Numerous studies have been done regarding how people acquire money values and skills. Surprisingly, parents play a significant role in helping their children acquire good money skills. Well, this isn’t a new thing because if you remember during your childhood years, you will realize that your current money skills have been influenced significantly by how your parents managed their expenses and revenues.
It goes without a saying that children have a good capacity to learn and keep information for a long time. Therefore, your children are at the most important age to absorb and embrace better money skills that you can help them enhance as they grow up. Here are the 3 most important money principles your child must learn.
This is easier said than done. In most cases, parents find it difficult to say “no” to their children just because they don’t want them to have a feeling that they are left out. The most tricky part is explaining to a child why they can’t have everything they desire.
Note that making spending choices makes it easier for you to have adequate cash to finance other things you might be interested in. If you don’t train your children that money doesn’t grow on trees and they need to make wise spending choices, they might end up being unable to differentiate between making wise spending decisions and living within their means.
Allowing your children to understand the benefits and limitations of decisions instead of telling them what to do puts them in charge of what they chose even if you already know that they did the wrong thing. It also makes them confident about their own financial decisions. And of course, remember to correct the child if you know he or she made the wrong choice.
Each financial decision is associated with particular consequences. Your child will learn various lessons when they begin facing the consequences of their financial decisions and understand how it feels to regret a decision you made. Though as a parent you have the urge to fix your son’s or daughter’s financial mistakes, we strongly advise that you let the child feel the consequences of poor financial choices.

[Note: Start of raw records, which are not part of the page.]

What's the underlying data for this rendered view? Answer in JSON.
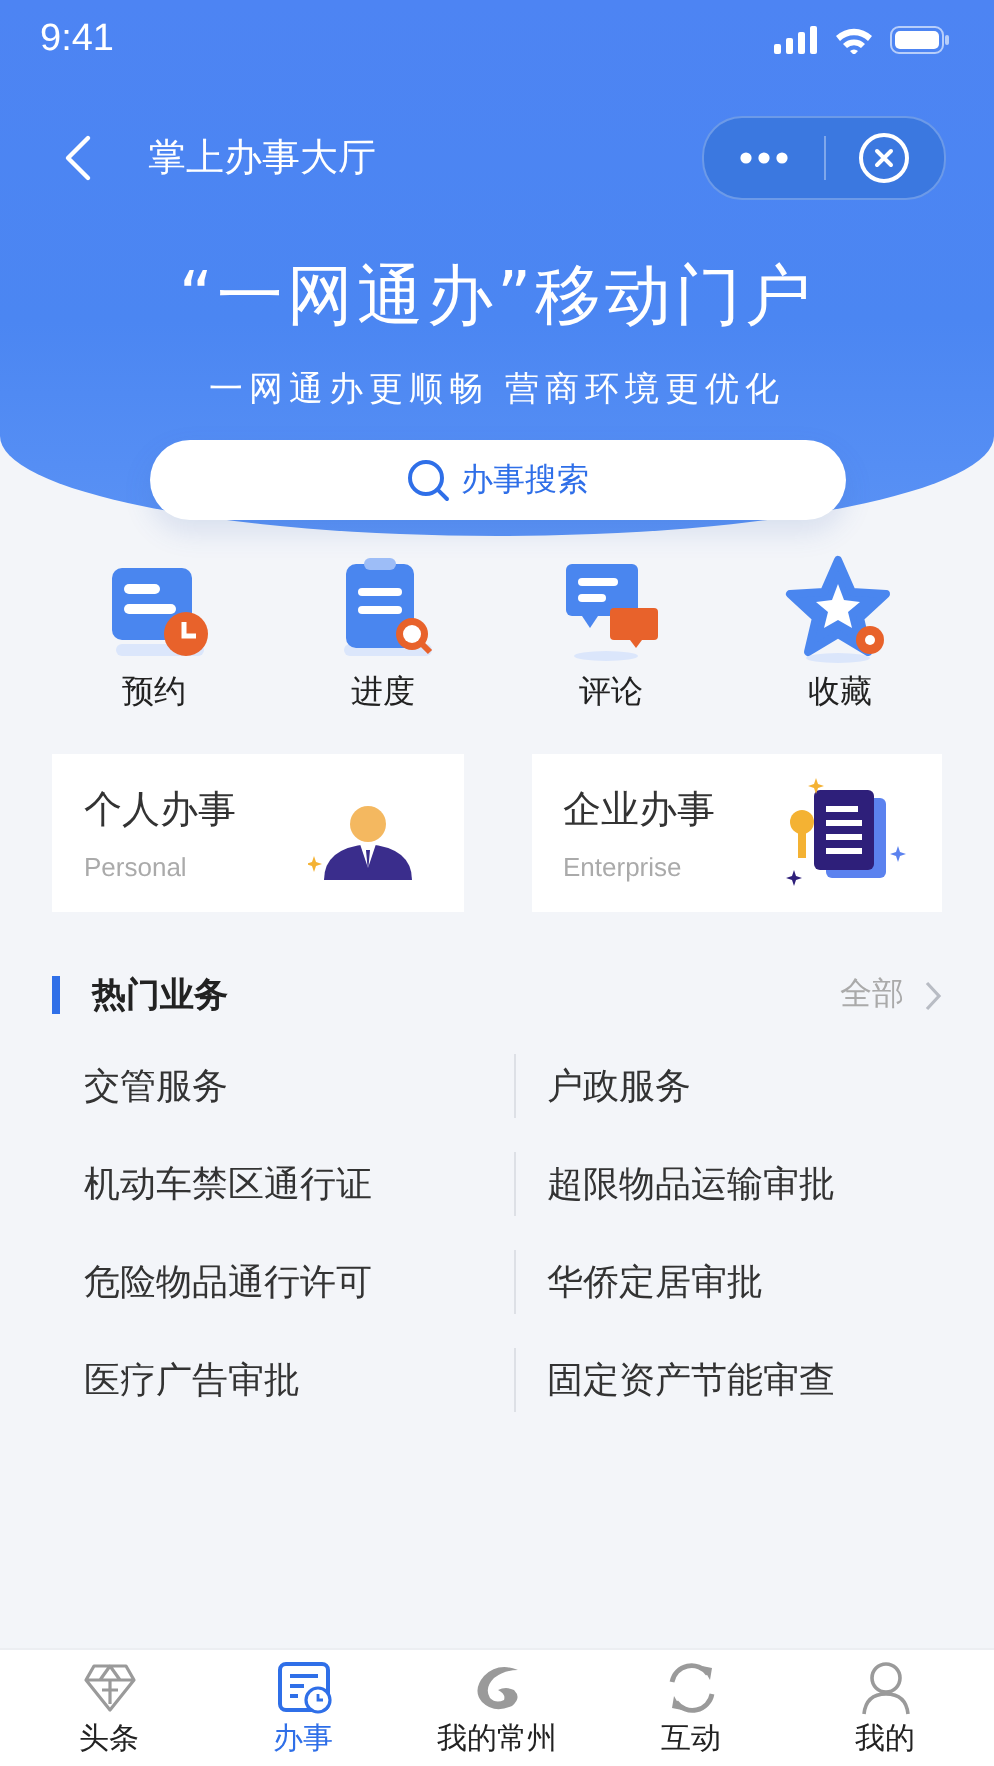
{
  "status_bar": {
    "time": "9:41"
  },
  "nav": {
    "title": "掌上办事大厅"
  },
  "hero": {
    "title": "“一网通办”移动门户",
    "subtitle": "一网通办更顺畅 营商环境更优化"
  },
  "search": {
    "label": "办事搜索"
  },
  "quick_actions": [
    {
      "label": "预约",
      "kind": "appointment"
    },
    {
      "label": "进度",
      "kind": "progress"
    },
    {
      "label": "评论",
      "kind": "comment"
    },
    {
      "label": "收藏",
      "kind": "favorite"
    }
  ],
  "service_cards": [
    {
      "title": "个人办事",
      "subtitle": "Personal",
      "kind": "personal"
    },
    {
      "title": "企业办事",
      "subtitle": "Enterprise",
      "kind": "enterprise"
    }
  ],
  "hot_services": {
    "title": "热门业务",
    "more": "全部",
    "items": [
      "交管服务",
      "户政服务",
      "机动车禁区通行证",
      "超限物品运输审批",
      "危险物品通行许可",
      "华侨定居审批",
      "医疗广告审批",
      "固定资产节能审查"
    ]
  },
  "tab_bar": [
    {
      "label": "头条",
      "kind": "headline",
      "selected": false
    },
    {
      "label": "办事",
      "kind": "affairs",
      "selected": true
    },
    {
      "label": "我的常州",
      "kind": "city",
      "selected": false
    },
    {
      "label": "互动",
      "kind": "interact",
      "selected": false
    },
    {
      "label": "我的",
      "kind": "profile",
      "selected": false
    }
  ]
}
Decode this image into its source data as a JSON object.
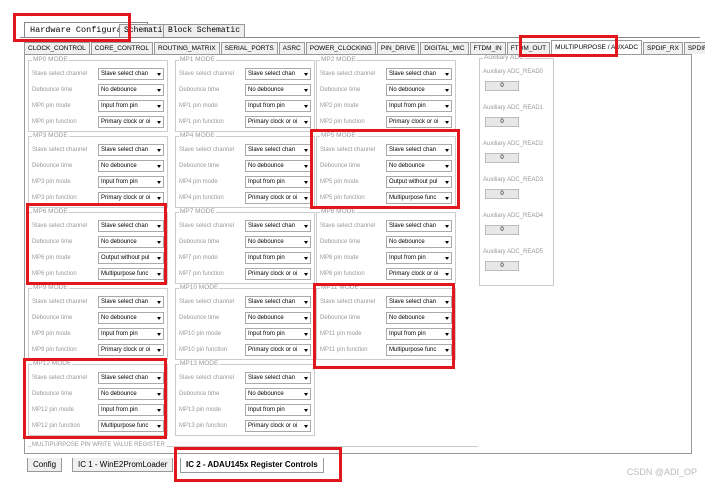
{
  "top_tabs": {
    "hardware": "Hardware Configuration",
    "schematic": "Schematic",
    "block": "Block Schematic"
  },
  "sub_tabs": [
    "CLOCK_CONTROL",
    "CORE_CONTROL",
    "ROUTING_MATRIX",
    "SERIAL_PORTS",
    "ASRC",
    "POWER_CLOCKING",
    "PIN_DRIVE",
    "DIGITAL_MIC",
    "FTDM_IN",
    "FTDM_OUT",
    "MULTIPURPOSE / AUXADC",
    "SPDIF_RX",
    "SPDIF_TX"
  ],
  "row_labels": [
    "Slave select channel",
    "Debounce time",
    "pin mode",
    "pin function"
  ],
  "groups": [
    {
      "title": "MP0 MODE",
      "vals": [
        "Slave select chan",
        "No debounce",
        "Input from pin",
        "Primary clock or oi"
      ]
    },
    {
      "title": "MP1 MODE",
      "vals": [
        "Slave select chan",
        "No debounce",
        "Input from pin",
        "Primary clock or oi"
      ]
    },
    {
      "title": "MP2 MODE",
      "vals": [
        "Slave select chan",
        "No debounce",
        "Input from pin",
        "Primary clock or oi"
      ]
    },
    {
      "title": "MP3 MODE",
      "vals": [
        "Slave select chan",
        "No debounce",
        "Input from pin",
        "Primary clock or oi"
      ]
    },
    {
      "title": "MP4 MODE",
      "vals": [
        "Slave select chan",
        "No debounce",
        "Input from pin",
        "Primary clock or oi"
      ]
    },
    {
      "title": "MP5 MODE",
      "vals": [
        "Slave select chan",
        "No debounce",
        "Output without pul",
        "Multipurpose func"
      ]
    },
    {
      "title": "MP6 MODE",
      "vals": [
        "Slave select chan",
        "No debounce",
        "Output without pul",
        "Multipurpose func"
      ]
    },
    {
      "title": "MP7 MODE",
      "vals": [
        "Slave select chan",
        "No debounce",
        "Input from pin",
        "Primary clock or oi"
      ]
    },
    {
      "title": "MP8 MODE",
      "vals": [
        "Slave select chan",
        "No debounce",
        "Input from pin",
        "Primary clock or oi"
      ]
    },
    {
      "title": "MP9 MODE",
      "vals": [
        "Slave select chan",
        "No debounce",
        "Input from pin",
        "Primary clock or oi"
      ]
    },
    {
      "title": "MP10 MODE",
      "vals": [
        "Slave select chan",
        "No debounce",
        "Input from pin",
        "Primary clock or oi"
      ]
    },
    {
      "title": "MP11 MODE",
      "vals": [
        "Slave select chan",
        "No debounce",
        "Input from pin",
        "Multipurpose func"
      ]
    },
    {
      "title": "MP12 MODE",
      "vals": [
        "Slave select chan",
        "No debounce",
        "Input from pin",
        "Multipurpose func"
      ]
    },
    {
      "title": "MP13 MODE",
      "vals": [
        "Slave select chan",
        "No debounce",
        "Input from pin",
        "Primary clock or oi"
      ]
    }
  ],
  "aux": {
    "title": "Auxiliary ADC",
    "items": [
      {
        "label": "Auxiliary ADC_READ0",
        "value": "0"
      },
      {
        "label": "Auxiliary ADC_READ1",
        "value": "0"
      },
      {
        "label": "Auxiliary ADC_READ2",
        "value": "0"
      },
      {
        "label": "Auxiliary ADC_READ3",
        "value": "0"
      },
      {
        "label": "Auxiliary ADC_READ4",
        "value": "0"
      },
      {
        "label": "Auxiliary ADC_READ5",
        "value": "0"
      }
    ]
  },
  "bottom_group": "MULTIPURPOSE PIN WRITE VALUE REGISTER",
  "bottom_tabs": [
    "Config",
    "IC 1 - WinE2PromLoader",
    "IC 2 - ADAU145x Register Controls"
  ],
  "watermark": "CSDN @ADI_OP",
  "highlight_color": "#e3161b"
}
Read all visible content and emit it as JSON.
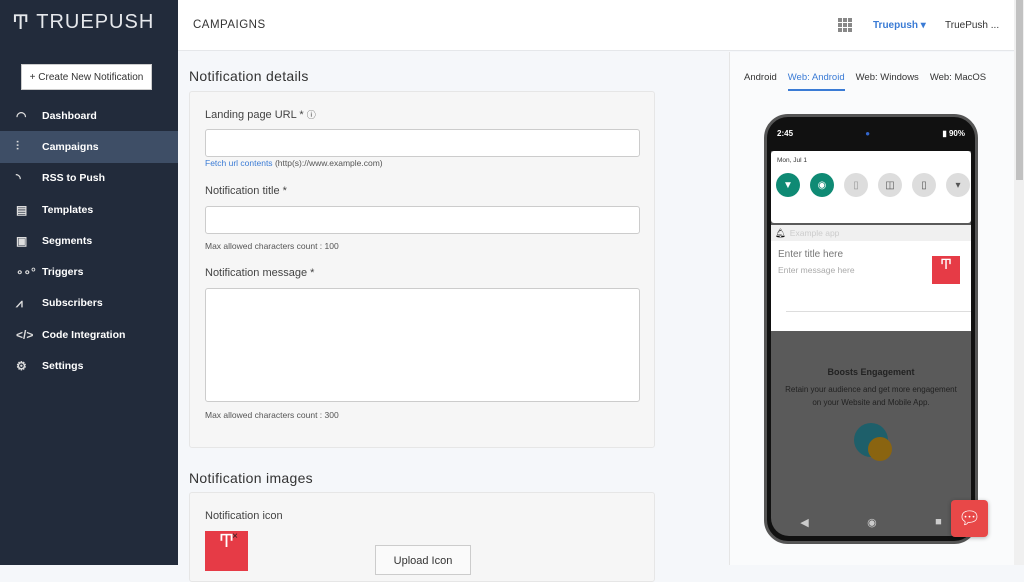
{
  "brand": "TRUEPUSH",
  "sidebar": {
    "create_button": "+ Create New Notification",
    "items": [
      {
        "label": "Dashboard",
        "icon": "gauge-icon"
      },
      {
        "label": "Campaigns",
        "icon": "sliders-icon"
      },
      {
        "label": "RSS to Push",
        "icon": "rss-icon"
      },
      {
        "label": "Templates",
        "icon": "template-icon"
      },
      {
        "label": "Segments",
        "icon": "cube-icon"
      },
      {
        "label": "Triggers",
        "icon": "triggers-icon"
      },
      {
        "label": "Subscribers",
        "icon": "subscribers-icon"
      },
      {
        "label": "Code Integration",
        "icon": "code-icon"
      },
      {
        "label": "Settings",
        "icon": "gear-icon"
      }
    ]
  },
  "header": {
    "title": "CAMPAIGNS",
    "org": "Truepush",
    "user": "TruePush ..."
  },
  "details": {
    "heading": "Notification details",
    "url_label": "Landing page URL *",
    "fetch_link": "Fetch url contents",
    "fetch_hint": "(http(s)://www.example.com)",
    "title_label": "Notification title *",
    "title_hint": "Max allowed characters count : 100",
    "message_label": "Notification message *",
    "message_hint": "Max allowed characters count : 300"
  },
  "images": {
    "heading": "Notification images",
    "icon_label": "Notification icon",
    "upload_button": "Upload Icon"
  },
  "preview": {
    "tabs": [
      "Android",
      "Web: Android",
      "Web: Windows",
      "Web: MacOS"
    ],
    "active_tab": 1,
    "time": "2:45",
    "battery": "90%",
    "date": "Mon, Jul 1",
    "app_name": "Example app",
    "title_placeholder": "Enter title here",
    "message_placeholder": "Enter message here",
    "promo_title": "Boosts Engagement",
    "promo_text": "Retain your audience and get more engagement on your Website and Mobile App."
  },
  "colors": {
    "sidebar": "#222b3b",
    "accent": "#3a7bd5",
    "brand_red": "#e84848",
    "teal": "#0f8a74"
  }
}
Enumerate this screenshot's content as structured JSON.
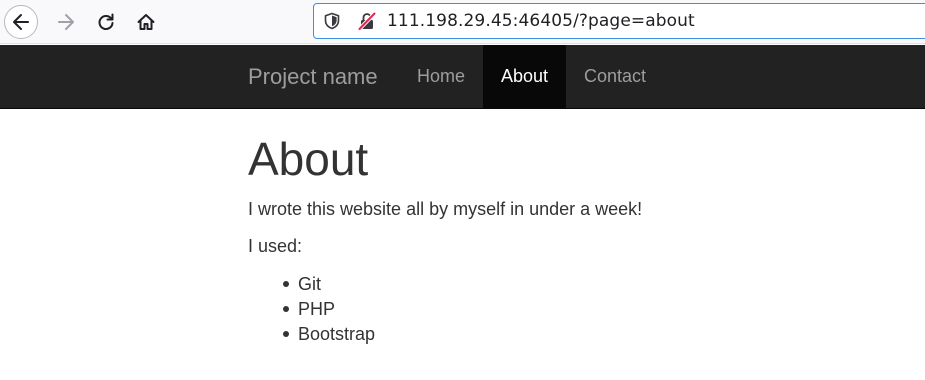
{
  "browser": {
    "url": "111.198.29.45:46405/?page=about",
    "icons": {
      "back": "arrow-left-icon",
      "forward": "arrow-right-icon",
      "reload": "reload-icon",
      "home": "home-icon",
      "tracking": "shield-icon",
      "security": "insecure-lock-icon"
    }
  },
  "navbar": {
    "brand": "Project name",
    "links": [
      {
        "label": "Home",
        "active": false
      },
      {
        "label": "About",
        "active": true
      },
      {
        "label": "Contact",
        "active": false
      }
    ]
  },
  "main": {
    "title": "About",
    "intro": "I wrote this website all by myself in under a week!",
    "used_label": "I used:",
    "tools": [
      "Git",
      "PHP",
      "Bootstrap"
    ]
  },
  "colors": {
    "navbar_bg": "#222222",
    "navbar_active_bg": "#080808",
    "navbar_link": "#9d9d9d",
    "url_focus_border": "#3d8fe0",
    "text": "#333333"
  }
}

Have you realized that in Canada, the level of indebtedness is alarming? Most young people never understand the impact of being highly indebted until they get overwhelmed. During such cases, they find debt settlement too difficult and even some people opt for debt consolidation Toronto.
Help your children understand when not to use their credit cards and the importance of maintaining a good credit rating. These are very important aspects of managing money. Let them understand that making frequent purchases and sometimes huge purchases using a credit card is easy, but every coin spent earns interest rate and all that amount must be paid.
As a parent, you will have a significant impact on how your children manage their money and the money skills they acquire. Note that it’s never too late to learn money stuff, and regardless of the age of your children, you can still teach them the right thing.